Op-Ed by Caitlin Alyse Baiduc, Humane Action Pennsylvania, Eastern PA Coordinator
I was deeply disturbed after reading a recent report (https://animalwellnessaction.org/wp-content/uploads/2023/02/Horse-Slaughter-Report.pdf) about American horses sent to slaughter in Canada and Mexico for the purpose of human consumption. As detailed in the report, horse auctions represent the beginning of the horse slaughter pipeline.

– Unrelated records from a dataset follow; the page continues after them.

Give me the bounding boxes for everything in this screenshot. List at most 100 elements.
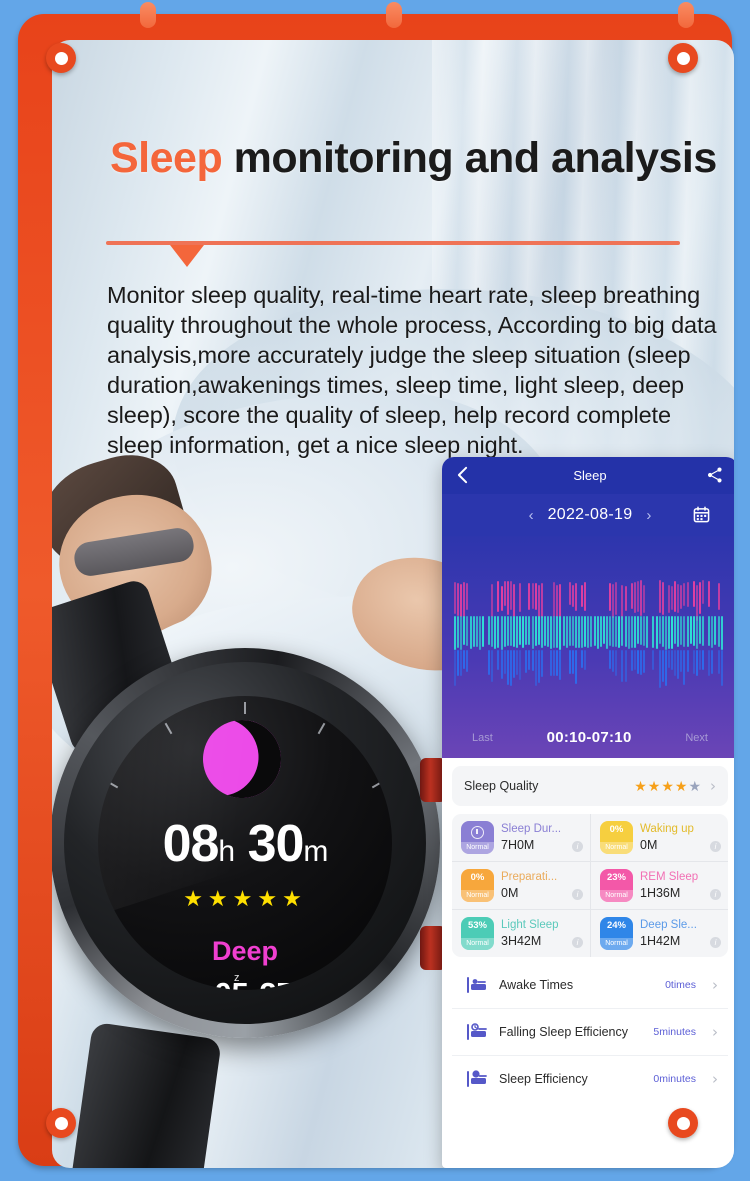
- metric-cell[interactable]: Normal Sleep Dur... 7H0M i: [452, 814, 590, 861]
- metric-row: 53% Normal Light Sleep 3H42M i 24% Normal Deep …: [452, 909, 728, 957]
- chart-bar-deep: [528, 650, 531, 670]
- share-icon[interactable]: [706, 466, 724, 484]
- chart-bar-awake: [463, 582, 466, 618]
- chart-bar-awake: [686, 581, 689, 607]
- chart-bar-deep: [702, 650, 704, 670]
- page-title: Sleep monitoring and analysis: [110, 134, 717, 183]
- watch-bezel: 08h 30m ★★★★★ Deep 05h27m z: [64, 662, 426, 1024]
- chart-bar-light: [516, 616, 518, 648]
- chart-bar-light: [652, 616, 655, 649]
- chart-bar-light: [556, 616, 559, 648]
- star-filled-icon[interactable]: ★: [675, 778, 689, 794]
- chart-bar-awake: [584, 581, 587, 611]
- current-date: 2022-08-19: [547, 506, 633, 523]
- watch-deep-duration: 05h27m: [98, 978, 392, 990]
- chart-bar-light: [618, 616, 621, 648]
- chart-bar-light: [615, 616, 618, 647]
- calendar-icon[interactable]: [693, 506, 710, 523]
- chart-bar-awake: [698, 582, 701, 614]
- chart-bar-deep: [612, 650, 615, 672]
- chart-bar-light: [581, 616, 584, 648]
- chart-bar-awake: [540, 583, 543, 619]
- chart-bar-awake: [680, 585, 683, 610]
- info-icon[interactable]: i: [710, 841, 721, 852]
- chart-bar-deep: [686, 650, 689, 673]
- chart-bar-deep: [652, 650, 655, 670]
- moon-zzz-icon: [175, 978, 209, 990]
- list-item-chevron-icon[interactable]: ›: [712, 1070, 718, 1088]
- chart-bar-light: [509, 616, 512, 646]
- next-day-button[interactable]: ›: [646, 507, 651, 524]
- metric-row: 0% Normal Preparati... 0M i 23% Normal REM Slee…: [452, 861, 728, 909]
- metric-cell[interactable]: 24% Normal Deep Sle... 1H42M i: [590, 910, 728, 957]
- chart-bar-awake: [717, 582, 720, 610]
- metric-badge: Normal: [461, 821, 494, 854]
- chart-bar-deep: [711, 650, 714, 674]
- sleep-quality-chevron-icon[interactable]: ›: [710, 777, 716, 795]
- chart-bar-deep: [680, 650, 683, 672]
- chart-bar-deep: [506, 650, 509, 686]
- star-empty-icon[interactable]: ★: [688, 778, 702, 794]
- chart-bar-light: [578, 616, 580, 649]
- metric-cell[interactable]: 0% Normal Preparati... 0M i: [452, 862, 590, 909]
- star-filled-icon[interactable]: ★: [648, 778, 662, 794]
- chart-bar-light: [460, 616, 463, 650]
- sleep-quality-row[interactable]: Sleep Quality ★★★★★ ›: [452, 766, 728, 806]
- chart-bar-deep: [568, 650, 571, 674]
- list-item[interactable]: Falling Sleep Efficiency 5minutes ›: [452, 1008, 728, 1055]
- list-item[interactable]: Sleep Efficiency 0minutes ›: [452, 1055, 728, 1102]
- chart-bar-deep: [509, 650, 512, 686]
- chart-bar-awake: [568, 582, 571, 606]
- chart-bar-light: [565, 616, 568, 649]
- info-icon[interactable]: i: [572, 841, 583, 852]
- prev-day-button[interactable]: ‹: [529, 507, 534, 524]
- watch-deep-minutes-unit: m: [294, 988, 310, 990]
- metric-cell[interactable]: 0% Normal Waking up 0M i: [590, 814, 728, 861]
- chart-bar-deep: [720, 650, 723, 686]
- info-icon[interactable]: i: [710, 937, 721, 948]
- chart-next-button[interactable]: Next: [685, 732, 708, 744]
- chart-bar-awake: [674, 581, 677, 612]
- frame-tab-middle: [386, 2, 402, 28]
- watch-screen[interactable]: 08h 30m ★★★★★ Deep 05h27m z: [98, 696, 392, 990]
- chart-bar-deep: [621, 650, 624, 683]
- star-filled-icon[interactable]: ★: [634, 778, 648, 794]
- grommet-bottom-right: [668, 1108, 698, 1138]
- chart-last-button[interactable]: Last: [472, 732, 493, 744]
- chart-bar-light: [714, 616, 717, 645]
- chart-bar-awake: [683, 582, 686, 607]
- sleep-stage-bars: [454, 574, 726, 692]
- metric-percent: 24%: [606, 920, 626, 931]
- chart-bar-light: [717, 616, 720, 647]
- chart-bar-awake: [633, 581, 636, 614]
- info-icon[interactable]: i: [710, 889, 721, 900]
- chart-bar-deep: [664, 650, 667, 687]
- chart-bar-light: [708, 616, 711, 647]
- metric-cell[interactable]: 23% Normal REM Sleep 1H36M i: [590, 862, 728, 909]
- chart-bar-awake: [615, 581, 618, 615]
- metric-cell[interactable]: 53% Normal Light Sleep 3H42M i: [452, 910, 590, 957]
- list-item[interactable]: Awake Times 0times ›: [452, 961, 728, 1008]
- list-item-chevron-icon[interactable]: ›: [712, 1023, 718, 1041]
- chart-bar-light: [633, 616, 636, 648]
- chart-bar-light: [568, 616, 571, 646]
- chart-bar-awake: [537, 585, 540, 620]
- chart-bar-awake: [643, 584, 646, 614]
- chart-bar-deep: [491, 650, 494, 682]
- app-title: Sleep: [573, 468, 607, 483]
- list-item-chevron-icon[interactable]: ›: [712, 976, 718, 994]
- chart-bar-light: [677, 616, 680, 648]
- star-filled-icon[interactable]: ★: [661, 778, 675, 794]
- info-icon[interactable]: i: [572, 937, 583, 948]
- chart-bar-deep: [717, 650, 720, 675]
- chart-bar-deep: [512, 650, 515, 678]
- sleep-stage-chart[interactable]: Last 00:10-07:10 Next: [442, 536, 734, 758]
- chart-bar-light: [494, 616, 497, 649]
- chart-bar-deep: [463, 650, 466, 670]
- info-icon[interactable]: i: [572, 889, 583, 900]
- back-chevron-icon[interactable]: [457, 466, 468, 484]
- chart-bar-light: [621, 616, 624, 646]
- chart-bar-awake: [503, 581, 506, 607]
- chart-bar-deep: [698, 650, 701, 671]
- chart-bar-light: [475, 616, 478, 648]
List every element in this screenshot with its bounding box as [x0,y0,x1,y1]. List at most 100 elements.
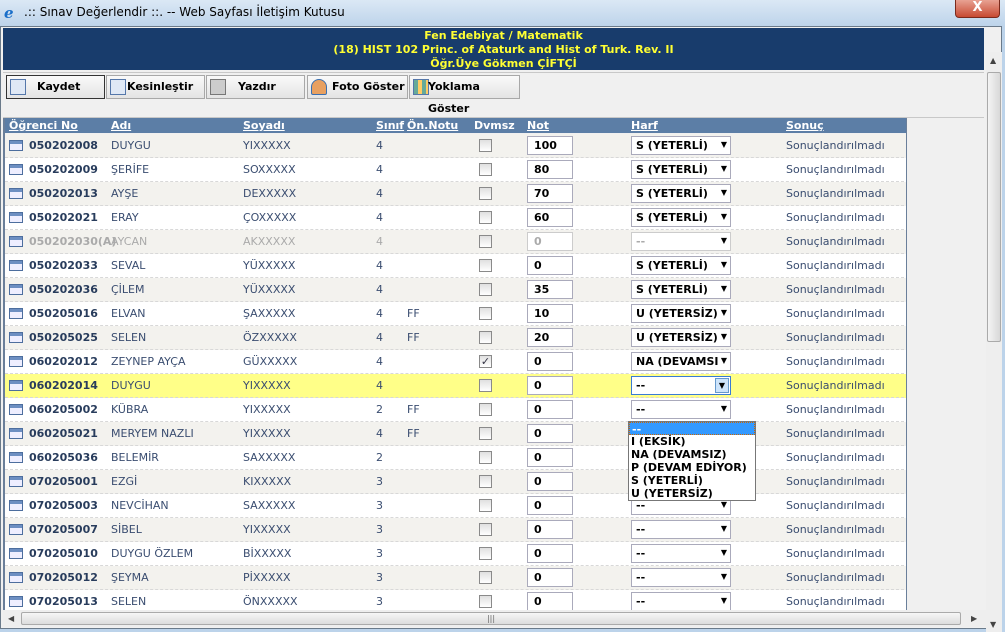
column-class[interactable]: Sınıf [376,119,404,132]
details-icon[interactable] [9,236,23,247]
show-attendance-button[interactable]: Yoklama Göster [409,75,520,115]
show-photo-button[interactable]: Foto Göster [307,75,408,99]
absent-checkbox[interactable] [479,163,492,176]
letter-grade-select[interactable]: -- ▼ [631,592,731,611]
absent-checkbox[interactable] [479,211,492,224]
scroll-down-icon[interactable]: ▼ [990,620,996,629]
close-button[interactable]: X [955,0,1000,18]
scroll-left-icon[interactable]: ◀ [8,614,14,623]
absent-checkbox[interactable] [479,571,492,584]
grade-input[interactable]: 0 [527,424,573,443]
details-icon[interactable] [9,308,23,319]
details-icon[interactable] [9,212,23,223]
dropdown-option[interactable]: S (YETERLİ) [629,474,755,487]
column-grade[interactable]: Not [527,119,549,132]
horizontal-scrollbar[interactable]: ◀ ||| ▶ [3,610,986,627]
absent-checkbox[interactable] [479,475,492,488]
grade-input[interactable]: 0 [527,448,573,467]
letter-grade-select[interactable]: -- ▼ [631,376,731,395]
grade-input[interactable]: 20 [527,328,573,347]
details-icon[interactable] [9,524,23,535]
letter-grade-select[interactable]: -- ▼ [631,520,731,539]
details-icon[interactable] [9,164,23,175]
details-icon[interactable] [9,452,23,463]
absent-checkbox[interactable] [479,139,492,152]
grade-input[interactable]: 0 [527,544,573,563]
grade-input[interactable]: 100 [527,136,573,155]
absent-checkbox[interactable] [479,427,492,440]
dropdown-option[interactable]: NA (DEVAMSIZ) [629,448,755,461]
absent-checkbox[interactable] [479,523,492,536]
dropdown-option[interactable]: I (EKSİK) [629,435,755,448]
letter-grade-dropdown-list[interactable]: -- I (EKSİK) NA (DEVAMSIZ) P (DEVAM EDİYOR)… [628,421,756,501]
grade-input[interactable]: 0 [527,592,573,611]
details-icon[interactable] [9,476,23,487]
absent-checkbox[interactable] [479,595,492,608]
letter-grade-select[interactable]: S (YETERLİ) ▼ [631,136,731,155]
letter-grade-select[interactable]: U (YETERSİZ) ▼ [631,328,731,347]
chevron-down-icon[interactable]: ▼ [721,404,727,413]
chevron-down-icon[interactable]: ▼ [721,596,727,605]
absent-checkbox[interactable] [479,379,492,392]
column-result[interactable]: Sonuç [786,119,824,132]
grade-input[interactable]: 0 [527,232,573,251]
details-icon[interactable] [9,380,23,391]
letter-grade-select[interactable]: S (YETERLİ) ▼ [631,184,731,203]
absent-checkbox[interactable] [479,307,492,320]
grade-input[interactable]: 0 [527,472,573,491]
grade-input[interactable]: 35 [527,280,573,299]
details-icon[interactable] [9,404,23,415]
print-button[interactable]: Yazdır [206,75,305,99]
grade-input[interactable]: 80 [527,160,573,179]
column-surname[interactable]: Soyadı [243,119,285,132]
column-pre-grade[interactable]: Ön.Notu [407,119,458,132]
absent-checkbox[interactable] [479,235,492,248]
details-icon[interactable] [9,500,23,511]
grade-input[interactable]: 0 [527,400,573,419]
letter-grade-select[interactable]: S (YETERLİ) ▼ [631,160,731,179]
chevron-down-icon[interactable]: ▼ [721,212,727,221]
save-button[interactable]: Kaydet [6,75,105,99]
chevron-down-icon[interactable]: ▼ [721,356,727,365]
scroll-up-icon[interactable]: ▲ [990,56,996,65]
horizontal-scroll-thumb[interactable]: ||| [21,612,961,625]
chevron-down-icon[interactable]: ▼ [721,260,727,269]
details-icon[interactable] [9,260,23,271]
letter-grade-select[interactable]: -- ▼ [631,568,731,587]
chevron-down-icon[interactable]: ▼ [721,308,727,317]
absent-checkbox[interactable]: ✓ [479,355,492,368]
finalize-button[interactable]: Kesinleştir [106,75,205,99]
chevron-down-icon[interactable]: ▼ [721,548,727,557]
dropdown-option[interactable]: P (DEVAM EDİYOR) [629,461,755,474]
details-icon[interactable] [9,356,23,367]
chevron-down-icon[interactable]: ▼ [721,164,727,173]
absent-checkbox[interactable] [479,331,492,344]
letter-grade-select[interactable]: S (YETERLİ) ▼ [631,280,731,299]
chevron-down-icon[interactable]: ▼ [721,524,727,533]
letter-grade-select[interactable]: U (YETERSİZ) ▼ [631,304,731,323]
letter-grade-select[interactable]: -- ▼ [631,400,731,419]
column-name[interactable]: Adı [111,119,131,132]
grade-input[interactable]: 60 [527,208,573,227]
details-icon[interactable] [9,140,23,151]
absent-checkbox[interactable] [479,259,492,272]
vertical-scrollbar[interactable]: ▲ ▼ [986,52,1002,632]
absent-checkbox[interactable] [479,403,492,416]
absent-checkbox[interactable] [479,547,492,560]
dropdown-option[interactable]: -- [629,422,755,436]
details-icon[interactable] [9,428,23,439]
column-student-no[interactable]: Öğrenci No [9,119,78,132]
absent-checkbox[interactable] [479,283,492,296]
details-icon[interactable] [9,548,23,559]
letter-grade-select[interactable]: -- ▼ [631,232,731,251]
letter-grade-select[interactable]: -- ▼ [631,544,731,563]
dropdown-option[interactable]: U (YETERSİZ) [629,487,755,500]
letter-grade-select[interactable]: NA (DEVAMSI ▼ [631,352,731,371]
grade-input[interactable]: 0 [527,256,573,275]
chevron-down-icon[interactable]: ▼ [721,140,727,149]
chevron-down-icon[interactable]: ▼ [721,236,727,245]
grade-input[interactable]: 0 [527,520,573,539]
letter-grade-select[interactable]: S (YETERLİ) ▼ [631,256,731,275]
details-icon[interactable] [9,332,23,343]
chevron-down-icon[interactable]: ▼ [715,378,729,393]
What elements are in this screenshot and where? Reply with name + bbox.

The New Holland auction in Lancaster, PA is a well-known conduit to the segmented journey faced by so-called “slaughter horses.” Horses fated for slaughter are subjected to protracted journeys without sustenance, crowded in unsanitary conditions, and frequently face brutal treatment. The falsity of the horse slaughter pipeline as a necessary “safety valve” for unwanted horses is thus exposed as a perverse deception; it is hard to imagine a fate worse than that endured by slaughter-bound horses.
There is a kernel of good news. The number of American horses slaughtered each year has dropped – from nearly 350,0000 in the 1990s to 20,000 today. However, for those 20,000 horses, there can be no sadder fate than to enter the slaughter pipeline. As a prominent animal advocate, Wayne Pacelle aptly put it in a recent press release (https://www.youtube.com/watch?v=ikGcCV-LeVg), once horses get into the hands of kill buyers, they are treated like “meat in waiting.” Inputs of the most basic care – food, water, shelter – are minimized to maximize kill buyers’ profit margins.
It is unacceptable that the United States is allowing the export of horses for slaughter when the overwhelming majority of Americans oppose this practice. It is time for Congress to address this urgent issue and ban the slaughter of US horses, including live exports.